Había miedo en la voz del doctor y lo transmitió a Alberto que desistió de su intento. Ahora él también sintió una sensación de inseguridad; un miedo indefinido.

Cocieron y curaron la herida de piquico que se prestó con valentía a la operación.

  • Bien querido amigo – le dijo el doctor – ya estas zurcido y ahora solo falta que te cuides de moscas y otros bichos venenosos.

El perro respondió lamiéndole la mano y moviendo ostensiblemente la cola.

  • Esta noche y hasta que te mejores, dormirás en un rincón de la carpa – le dijo Alberto – no vaya hacer cosa que eso que te hirió quiera terminar su obra aprovechando tu inferioridad física.

Esa noche los dos hombres se turnaron para montar guardia y Alberto aprovechó para llenar algunas páginas más de su diario. Como es de suponer, esta vez fue más extenso su comentario, pues habían vivido en poco tiempo intensas emociones que detalló con esmero, cronológicamente y a manera de inventario. Probablemente su diario, así llevado, carecía de valor literario, pero su objetividad era indiscutible y a decir verdad su autor no perseguía otro propósito.

Un viento fresco comenzó a soplar después de media noche y su deliciosa caricia fue recibida con beneplácito por los habitantes de la carpa que ahora comenzó a mecer su oscura estructura cada vez con mayor fuerza como para sacarse el intenso calor acumulado entre sus pliegues resecos. Afuera, un algarrobo veterano gemía a pocos pasos denunciando la vejez de su follaje altanero y una sinfonía de silbidos de distinta intensidad comenzó a poblar la noche a consecuencia del viento colado a través del follaje. Unas nubecillas muy blancas viajaban rápidamente hacia el Norte, tapando, por momentos, una luna indecisa que brillaba pálidamente al poniente.
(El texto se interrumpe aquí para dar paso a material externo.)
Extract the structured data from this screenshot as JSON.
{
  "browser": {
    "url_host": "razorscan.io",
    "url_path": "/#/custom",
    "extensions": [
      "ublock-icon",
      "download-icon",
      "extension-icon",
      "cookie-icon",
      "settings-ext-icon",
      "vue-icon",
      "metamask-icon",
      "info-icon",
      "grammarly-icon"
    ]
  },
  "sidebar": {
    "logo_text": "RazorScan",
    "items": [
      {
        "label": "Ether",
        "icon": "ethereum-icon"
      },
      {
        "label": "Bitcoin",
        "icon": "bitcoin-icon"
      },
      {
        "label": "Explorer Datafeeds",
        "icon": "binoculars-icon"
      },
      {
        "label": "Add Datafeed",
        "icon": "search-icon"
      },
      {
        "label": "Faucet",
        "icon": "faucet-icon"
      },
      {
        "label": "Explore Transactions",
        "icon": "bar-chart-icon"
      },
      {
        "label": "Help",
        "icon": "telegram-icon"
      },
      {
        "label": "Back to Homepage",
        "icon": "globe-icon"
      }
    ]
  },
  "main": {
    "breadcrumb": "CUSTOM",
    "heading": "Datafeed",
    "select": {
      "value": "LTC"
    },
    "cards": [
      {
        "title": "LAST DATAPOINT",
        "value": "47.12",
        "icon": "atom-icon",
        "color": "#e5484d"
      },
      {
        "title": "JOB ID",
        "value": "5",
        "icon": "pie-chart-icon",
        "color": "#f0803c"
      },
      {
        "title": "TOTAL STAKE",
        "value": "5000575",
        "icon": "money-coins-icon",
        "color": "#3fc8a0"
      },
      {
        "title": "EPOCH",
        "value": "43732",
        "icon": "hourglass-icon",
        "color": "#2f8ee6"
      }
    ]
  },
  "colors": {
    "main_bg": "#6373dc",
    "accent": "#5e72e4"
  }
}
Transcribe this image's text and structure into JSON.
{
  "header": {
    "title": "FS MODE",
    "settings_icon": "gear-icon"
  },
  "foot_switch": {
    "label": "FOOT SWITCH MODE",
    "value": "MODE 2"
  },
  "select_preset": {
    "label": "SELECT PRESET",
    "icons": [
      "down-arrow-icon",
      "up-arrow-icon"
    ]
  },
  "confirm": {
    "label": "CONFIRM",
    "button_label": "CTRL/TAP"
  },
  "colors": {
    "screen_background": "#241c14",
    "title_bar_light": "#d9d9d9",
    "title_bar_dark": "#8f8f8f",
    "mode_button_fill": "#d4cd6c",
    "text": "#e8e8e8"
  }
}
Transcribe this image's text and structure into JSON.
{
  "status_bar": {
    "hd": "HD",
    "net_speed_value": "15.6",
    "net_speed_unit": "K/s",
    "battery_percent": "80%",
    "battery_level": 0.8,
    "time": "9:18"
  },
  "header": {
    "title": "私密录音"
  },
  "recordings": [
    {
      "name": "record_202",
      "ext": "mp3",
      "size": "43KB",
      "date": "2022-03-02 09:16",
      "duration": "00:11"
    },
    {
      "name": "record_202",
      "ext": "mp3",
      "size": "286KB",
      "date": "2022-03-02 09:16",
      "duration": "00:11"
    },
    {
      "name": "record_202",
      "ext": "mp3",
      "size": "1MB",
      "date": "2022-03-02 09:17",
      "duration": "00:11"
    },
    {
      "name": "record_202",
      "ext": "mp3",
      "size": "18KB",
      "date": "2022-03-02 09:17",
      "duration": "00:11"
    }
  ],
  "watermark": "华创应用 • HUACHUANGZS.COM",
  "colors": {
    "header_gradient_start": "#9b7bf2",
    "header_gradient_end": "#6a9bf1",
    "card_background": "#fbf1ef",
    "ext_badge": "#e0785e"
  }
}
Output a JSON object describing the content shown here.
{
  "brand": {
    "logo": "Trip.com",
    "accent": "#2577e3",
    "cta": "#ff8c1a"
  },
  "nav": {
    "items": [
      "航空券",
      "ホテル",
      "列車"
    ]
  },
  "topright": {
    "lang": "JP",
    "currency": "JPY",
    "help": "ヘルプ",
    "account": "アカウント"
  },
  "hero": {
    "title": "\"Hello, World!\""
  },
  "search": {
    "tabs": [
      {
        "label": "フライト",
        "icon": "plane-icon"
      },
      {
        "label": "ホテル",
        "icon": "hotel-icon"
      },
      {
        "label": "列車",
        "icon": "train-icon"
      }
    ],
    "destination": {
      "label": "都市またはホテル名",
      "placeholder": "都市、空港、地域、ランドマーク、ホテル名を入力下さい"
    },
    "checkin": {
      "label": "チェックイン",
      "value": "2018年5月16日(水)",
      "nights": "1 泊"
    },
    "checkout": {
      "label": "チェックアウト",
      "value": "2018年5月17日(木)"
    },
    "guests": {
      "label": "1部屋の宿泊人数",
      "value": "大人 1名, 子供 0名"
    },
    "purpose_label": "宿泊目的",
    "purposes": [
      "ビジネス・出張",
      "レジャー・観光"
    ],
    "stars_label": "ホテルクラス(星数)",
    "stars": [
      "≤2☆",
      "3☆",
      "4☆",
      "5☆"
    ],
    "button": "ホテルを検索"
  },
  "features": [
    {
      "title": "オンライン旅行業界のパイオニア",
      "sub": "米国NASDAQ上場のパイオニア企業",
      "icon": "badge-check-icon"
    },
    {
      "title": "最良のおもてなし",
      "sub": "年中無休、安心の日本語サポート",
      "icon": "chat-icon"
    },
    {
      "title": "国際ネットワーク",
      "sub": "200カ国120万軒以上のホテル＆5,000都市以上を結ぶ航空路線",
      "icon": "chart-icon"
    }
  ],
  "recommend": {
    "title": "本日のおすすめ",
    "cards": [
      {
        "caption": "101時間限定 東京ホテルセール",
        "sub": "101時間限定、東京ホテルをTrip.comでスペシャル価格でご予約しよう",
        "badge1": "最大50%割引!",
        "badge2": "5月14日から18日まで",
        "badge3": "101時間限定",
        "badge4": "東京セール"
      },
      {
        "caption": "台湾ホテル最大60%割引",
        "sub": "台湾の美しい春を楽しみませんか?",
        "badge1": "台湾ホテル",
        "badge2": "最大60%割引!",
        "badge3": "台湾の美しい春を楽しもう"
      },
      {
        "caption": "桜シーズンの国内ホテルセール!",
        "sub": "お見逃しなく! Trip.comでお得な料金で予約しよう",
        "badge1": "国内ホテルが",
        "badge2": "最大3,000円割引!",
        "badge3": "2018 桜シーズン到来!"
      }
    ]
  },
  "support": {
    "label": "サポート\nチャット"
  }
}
Alberto dejó a un lado su diario y salió al exterior con intención de verificar el comportamiento de las estacas y vientos que aseguraban la carpa, pues las ráfagas soplaban con gran intensidad. Piquico quiso acompañarlo, pero su amo lo disuadió con un enérgico gesto.

Cuando Alberto salió, se quedó por un momento observando el compacto grupo de tunales donde había recibido la herida el perro y repentinamente sintió deseo de explorarlo. Tomó la escopeta y la linterna y se encamino hacia allí, pero no lo hizo frontalmente. Rodeando unos garabatos trató de acercarse por un costado, pues pensaba que si alguien estaba allí no sería conveniente que notara su acercamiento. Prudentemente había introducido un cartucho con munición del uno en cada caño de la escopeta y no utilizó la linterna para hacerlo solo si era necesario.